Da werden mit geschlossenen Augen, wehenden Haaren und erhobenen Händen zu seichten Melodien gebetsmühlenartig große Begriffe geträllert, die in Gläubigen früherer Generationen tiefes Entsetzen über sich selbst ausgelöst hätten: "Herr, geh weg von mir! Ich bin ein sündiger Mensch!" Heute entsetzen Begriffe wie Ehrfurcht nicht mehr. Heute wird munter darüber hinweggeträllert.
Einerseits unterwirft diese virtuelle Religiosität den Trällernden mit ihrer totalitären Emotionalität, andererseits bleibt sie für die Bewältigung des tatsächlichen Lebens völlig belanglos. Alain Badiou, einer der bedeutendsten Gegenwartsphilosophen, bezweifelt nicht zu Unrecht die Rede von der Wiederkehr der Religion. Was heute als Religion auftritt, so sagt er, ist bloß noch Theater.

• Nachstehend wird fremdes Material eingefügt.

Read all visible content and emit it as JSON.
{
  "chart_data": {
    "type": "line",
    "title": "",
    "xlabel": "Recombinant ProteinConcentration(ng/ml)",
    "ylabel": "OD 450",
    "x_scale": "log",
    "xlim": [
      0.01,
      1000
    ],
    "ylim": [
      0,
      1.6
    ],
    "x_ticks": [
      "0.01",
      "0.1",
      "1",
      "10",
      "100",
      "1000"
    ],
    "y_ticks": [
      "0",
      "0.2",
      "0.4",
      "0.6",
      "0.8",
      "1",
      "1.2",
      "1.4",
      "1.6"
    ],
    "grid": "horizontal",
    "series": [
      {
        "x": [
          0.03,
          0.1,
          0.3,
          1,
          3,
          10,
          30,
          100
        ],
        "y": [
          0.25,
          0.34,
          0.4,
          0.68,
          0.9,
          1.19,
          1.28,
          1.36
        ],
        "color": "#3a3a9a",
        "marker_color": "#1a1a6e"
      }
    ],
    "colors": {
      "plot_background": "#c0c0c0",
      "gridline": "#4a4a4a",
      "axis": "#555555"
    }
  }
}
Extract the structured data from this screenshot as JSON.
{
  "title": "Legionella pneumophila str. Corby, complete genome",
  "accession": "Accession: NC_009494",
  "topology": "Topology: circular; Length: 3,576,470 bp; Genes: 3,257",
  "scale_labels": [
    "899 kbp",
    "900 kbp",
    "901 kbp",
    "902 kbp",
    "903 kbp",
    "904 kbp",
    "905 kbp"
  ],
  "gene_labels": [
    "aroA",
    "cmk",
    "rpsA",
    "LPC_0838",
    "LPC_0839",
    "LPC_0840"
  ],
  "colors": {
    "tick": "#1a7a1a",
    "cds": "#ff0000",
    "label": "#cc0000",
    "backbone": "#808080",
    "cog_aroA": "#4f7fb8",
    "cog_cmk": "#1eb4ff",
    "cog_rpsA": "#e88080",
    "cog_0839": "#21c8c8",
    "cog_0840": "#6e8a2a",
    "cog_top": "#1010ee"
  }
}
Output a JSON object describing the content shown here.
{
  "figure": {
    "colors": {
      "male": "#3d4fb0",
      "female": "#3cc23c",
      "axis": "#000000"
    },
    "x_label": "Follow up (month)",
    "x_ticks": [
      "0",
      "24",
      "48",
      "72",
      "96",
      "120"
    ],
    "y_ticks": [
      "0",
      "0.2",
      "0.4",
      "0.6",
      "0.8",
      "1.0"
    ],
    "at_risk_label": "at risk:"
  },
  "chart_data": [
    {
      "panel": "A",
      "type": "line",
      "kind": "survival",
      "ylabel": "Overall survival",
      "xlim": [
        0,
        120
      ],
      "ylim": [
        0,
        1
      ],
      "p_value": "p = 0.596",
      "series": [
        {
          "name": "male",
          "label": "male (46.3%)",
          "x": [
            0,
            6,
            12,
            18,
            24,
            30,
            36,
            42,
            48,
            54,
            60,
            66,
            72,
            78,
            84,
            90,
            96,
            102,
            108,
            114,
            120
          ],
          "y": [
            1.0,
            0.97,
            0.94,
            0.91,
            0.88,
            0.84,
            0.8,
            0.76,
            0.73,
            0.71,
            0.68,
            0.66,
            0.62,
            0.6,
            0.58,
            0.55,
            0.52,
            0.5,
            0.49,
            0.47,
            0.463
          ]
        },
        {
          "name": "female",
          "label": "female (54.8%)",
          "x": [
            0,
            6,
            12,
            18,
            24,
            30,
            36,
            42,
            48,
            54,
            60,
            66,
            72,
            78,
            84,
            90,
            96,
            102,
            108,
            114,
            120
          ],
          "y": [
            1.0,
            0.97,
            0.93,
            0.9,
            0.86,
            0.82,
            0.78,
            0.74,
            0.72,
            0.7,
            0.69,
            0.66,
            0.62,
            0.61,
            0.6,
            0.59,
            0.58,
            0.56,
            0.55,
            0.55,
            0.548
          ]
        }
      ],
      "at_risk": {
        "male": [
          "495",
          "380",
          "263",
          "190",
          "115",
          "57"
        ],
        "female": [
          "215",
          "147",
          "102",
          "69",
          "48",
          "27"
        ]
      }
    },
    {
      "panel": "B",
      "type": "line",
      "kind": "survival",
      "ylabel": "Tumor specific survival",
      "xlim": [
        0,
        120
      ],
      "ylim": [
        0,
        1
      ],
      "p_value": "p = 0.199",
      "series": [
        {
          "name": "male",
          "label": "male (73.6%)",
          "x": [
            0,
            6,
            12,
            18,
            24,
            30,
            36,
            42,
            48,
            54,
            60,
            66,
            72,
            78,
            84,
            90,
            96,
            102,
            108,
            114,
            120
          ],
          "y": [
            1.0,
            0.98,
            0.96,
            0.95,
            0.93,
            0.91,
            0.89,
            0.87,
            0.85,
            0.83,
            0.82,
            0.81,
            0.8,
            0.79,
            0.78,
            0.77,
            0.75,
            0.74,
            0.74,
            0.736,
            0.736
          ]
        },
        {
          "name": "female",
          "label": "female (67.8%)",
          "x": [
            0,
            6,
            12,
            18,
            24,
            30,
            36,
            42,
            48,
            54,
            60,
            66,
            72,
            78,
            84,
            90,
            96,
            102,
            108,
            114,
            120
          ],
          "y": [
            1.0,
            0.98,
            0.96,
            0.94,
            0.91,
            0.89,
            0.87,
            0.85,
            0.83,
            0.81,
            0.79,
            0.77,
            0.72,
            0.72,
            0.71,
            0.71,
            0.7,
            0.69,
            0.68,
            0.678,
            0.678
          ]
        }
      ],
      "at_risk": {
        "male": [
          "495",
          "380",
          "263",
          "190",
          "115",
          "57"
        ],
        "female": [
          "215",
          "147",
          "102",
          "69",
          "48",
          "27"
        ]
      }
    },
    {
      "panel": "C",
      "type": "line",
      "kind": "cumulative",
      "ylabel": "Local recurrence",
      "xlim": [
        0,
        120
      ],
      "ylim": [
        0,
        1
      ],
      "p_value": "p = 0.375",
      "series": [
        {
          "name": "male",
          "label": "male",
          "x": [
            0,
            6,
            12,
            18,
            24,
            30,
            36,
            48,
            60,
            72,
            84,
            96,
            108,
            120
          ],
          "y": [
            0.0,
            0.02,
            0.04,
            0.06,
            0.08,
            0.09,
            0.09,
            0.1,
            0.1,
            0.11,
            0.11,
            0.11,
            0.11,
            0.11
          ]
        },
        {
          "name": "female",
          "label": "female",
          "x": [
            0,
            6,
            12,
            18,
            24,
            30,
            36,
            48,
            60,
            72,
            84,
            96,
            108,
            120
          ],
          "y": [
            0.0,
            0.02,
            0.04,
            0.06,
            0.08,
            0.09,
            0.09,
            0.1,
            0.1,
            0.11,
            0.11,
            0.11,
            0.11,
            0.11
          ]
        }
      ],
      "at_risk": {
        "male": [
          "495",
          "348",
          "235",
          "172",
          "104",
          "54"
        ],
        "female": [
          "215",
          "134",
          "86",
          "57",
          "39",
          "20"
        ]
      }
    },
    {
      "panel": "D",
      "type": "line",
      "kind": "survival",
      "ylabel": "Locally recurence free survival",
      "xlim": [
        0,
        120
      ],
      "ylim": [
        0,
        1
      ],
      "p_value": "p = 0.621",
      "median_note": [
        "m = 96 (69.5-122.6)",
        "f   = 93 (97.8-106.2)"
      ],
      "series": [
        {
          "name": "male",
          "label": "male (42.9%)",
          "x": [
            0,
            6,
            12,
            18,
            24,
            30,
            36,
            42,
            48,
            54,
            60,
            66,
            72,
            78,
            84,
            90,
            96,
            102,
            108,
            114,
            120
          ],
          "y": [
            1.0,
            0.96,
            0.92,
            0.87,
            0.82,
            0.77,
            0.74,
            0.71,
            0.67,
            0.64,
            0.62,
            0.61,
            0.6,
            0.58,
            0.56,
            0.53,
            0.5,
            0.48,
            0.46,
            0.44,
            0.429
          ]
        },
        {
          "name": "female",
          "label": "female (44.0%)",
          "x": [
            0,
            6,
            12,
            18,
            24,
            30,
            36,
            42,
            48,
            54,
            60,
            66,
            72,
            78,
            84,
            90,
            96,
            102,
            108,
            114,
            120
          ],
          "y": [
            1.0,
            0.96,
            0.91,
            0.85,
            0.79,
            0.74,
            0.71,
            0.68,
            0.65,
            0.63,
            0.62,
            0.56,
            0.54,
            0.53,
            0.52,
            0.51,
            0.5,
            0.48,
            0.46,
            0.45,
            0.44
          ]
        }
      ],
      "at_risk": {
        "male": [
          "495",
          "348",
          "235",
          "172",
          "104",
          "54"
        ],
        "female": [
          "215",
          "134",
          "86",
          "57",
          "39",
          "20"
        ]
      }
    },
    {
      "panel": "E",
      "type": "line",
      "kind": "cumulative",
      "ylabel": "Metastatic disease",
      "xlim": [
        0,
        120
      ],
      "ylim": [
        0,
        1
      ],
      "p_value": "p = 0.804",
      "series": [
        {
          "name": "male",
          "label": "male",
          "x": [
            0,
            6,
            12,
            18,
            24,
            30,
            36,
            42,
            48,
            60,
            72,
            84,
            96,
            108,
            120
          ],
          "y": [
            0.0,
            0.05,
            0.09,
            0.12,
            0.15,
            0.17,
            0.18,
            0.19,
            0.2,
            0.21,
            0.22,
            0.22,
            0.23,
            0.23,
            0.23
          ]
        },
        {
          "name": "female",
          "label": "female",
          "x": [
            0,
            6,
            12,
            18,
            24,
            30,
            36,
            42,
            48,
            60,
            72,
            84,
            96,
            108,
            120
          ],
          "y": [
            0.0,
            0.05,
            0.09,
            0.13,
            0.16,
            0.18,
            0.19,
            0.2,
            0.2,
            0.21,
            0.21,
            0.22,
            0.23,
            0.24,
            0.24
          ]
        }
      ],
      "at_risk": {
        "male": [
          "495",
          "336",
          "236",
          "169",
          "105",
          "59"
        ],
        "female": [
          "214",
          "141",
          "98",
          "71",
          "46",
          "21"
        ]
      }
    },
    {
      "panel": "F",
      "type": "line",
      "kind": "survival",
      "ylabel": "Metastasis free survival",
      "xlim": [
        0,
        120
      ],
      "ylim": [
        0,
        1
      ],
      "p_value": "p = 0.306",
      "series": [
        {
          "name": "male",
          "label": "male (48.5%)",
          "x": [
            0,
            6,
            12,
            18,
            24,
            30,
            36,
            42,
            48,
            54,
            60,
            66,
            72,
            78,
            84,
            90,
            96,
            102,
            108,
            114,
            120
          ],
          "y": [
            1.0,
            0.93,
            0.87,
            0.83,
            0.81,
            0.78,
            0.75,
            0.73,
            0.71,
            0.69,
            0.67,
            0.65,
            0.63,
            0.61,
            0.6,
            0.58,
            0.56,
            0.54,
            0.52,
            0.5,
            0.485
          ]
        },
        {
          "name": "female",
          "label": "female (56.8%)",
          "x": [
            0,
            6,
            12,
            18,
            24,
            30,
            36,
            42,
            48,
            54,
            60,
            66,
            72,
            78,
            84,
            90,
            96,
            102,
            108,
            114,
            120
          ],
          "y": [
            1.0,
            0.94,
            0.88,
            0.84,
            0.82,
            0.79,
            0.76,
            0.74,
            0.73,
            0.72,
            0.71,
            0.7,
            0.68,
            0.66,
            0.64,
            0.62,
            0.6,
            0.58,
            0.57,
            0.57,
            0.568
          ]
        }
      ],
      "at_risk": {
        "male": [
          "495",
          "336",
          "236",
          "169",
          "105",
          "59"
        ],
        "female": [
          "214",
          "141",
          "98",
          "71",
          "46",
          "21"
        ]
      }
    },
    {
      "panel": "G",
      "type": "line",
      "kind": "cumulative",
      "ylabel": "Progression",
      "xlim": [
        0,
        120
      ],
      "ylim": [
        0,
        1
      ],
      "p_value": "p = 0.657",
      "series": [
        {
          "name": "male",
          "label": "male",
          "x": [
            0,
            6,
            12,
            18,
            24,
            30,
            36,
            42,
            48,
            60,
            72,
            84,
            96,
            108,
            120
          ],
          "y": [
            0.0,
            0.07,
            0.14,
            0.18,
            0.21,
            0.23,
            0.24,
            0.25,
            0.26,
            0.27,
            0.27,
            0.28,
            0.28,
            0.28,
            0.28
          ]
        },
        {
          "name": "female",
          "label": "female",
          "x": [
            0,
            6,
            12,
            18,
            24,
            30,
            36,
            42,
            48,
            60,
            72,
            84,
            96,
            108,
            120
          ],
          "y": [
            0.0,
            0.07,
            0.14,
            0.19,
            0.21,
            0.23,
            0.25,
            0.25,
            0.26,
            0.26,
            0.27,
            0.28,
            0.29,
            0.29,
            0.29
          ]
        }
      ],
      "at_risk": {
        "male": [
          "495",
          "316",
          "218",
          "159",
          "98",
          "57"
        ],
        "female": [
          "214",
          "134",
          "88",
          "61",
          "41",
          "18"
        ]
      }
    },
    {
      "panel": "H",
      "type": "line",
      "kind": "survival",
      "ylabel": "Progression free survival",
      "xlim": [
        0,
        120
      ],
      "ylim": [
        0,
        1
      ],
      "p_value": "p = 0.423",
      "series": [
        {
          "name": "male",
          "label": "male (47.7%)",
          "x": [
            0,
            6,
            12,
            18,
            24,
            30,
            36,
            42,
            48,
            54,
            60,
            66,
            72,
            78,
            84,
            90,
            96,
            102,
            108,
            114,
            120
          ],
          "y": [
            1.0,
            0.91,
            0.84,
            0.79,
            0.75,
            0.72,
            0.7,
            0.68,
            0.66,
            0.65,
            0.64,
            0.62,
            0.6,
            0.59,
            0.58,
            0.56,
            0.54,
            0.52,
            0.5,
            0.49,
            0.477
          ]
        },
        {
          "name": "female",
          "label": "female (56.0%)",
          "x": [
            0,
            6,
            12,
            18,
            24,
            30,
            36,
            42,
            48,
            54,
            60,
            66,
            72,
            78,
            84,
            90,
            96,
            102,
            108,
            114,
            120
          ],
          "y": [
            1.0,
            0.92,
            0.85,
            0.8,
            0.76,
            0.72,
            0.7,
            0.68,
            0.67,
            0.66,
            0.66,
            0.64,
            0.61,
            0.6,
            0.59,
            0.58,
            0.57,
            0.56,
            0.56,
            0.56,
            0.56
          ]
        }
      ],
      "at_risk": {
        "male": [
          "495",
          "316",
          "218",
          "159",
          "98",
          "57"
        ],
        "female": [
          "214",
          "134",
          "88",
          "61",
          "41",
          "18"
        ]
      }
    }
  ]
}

Worship ist so gesehen Symptom eines sich ausbreitenden religiösen Nihilismus, des Verlustes religiöser Formen und Substanzen. Das mag zunächst traurig stimmen. Allerdings ist der religiöse Nihilismus auch durchaus eine Chance - wenn er als notwendige Vorbereitung einer nachchristlich-messianischen Uminterpretation der Wirklichkeit und eines form- wie substanzlosen Glaubens interpretiert wird.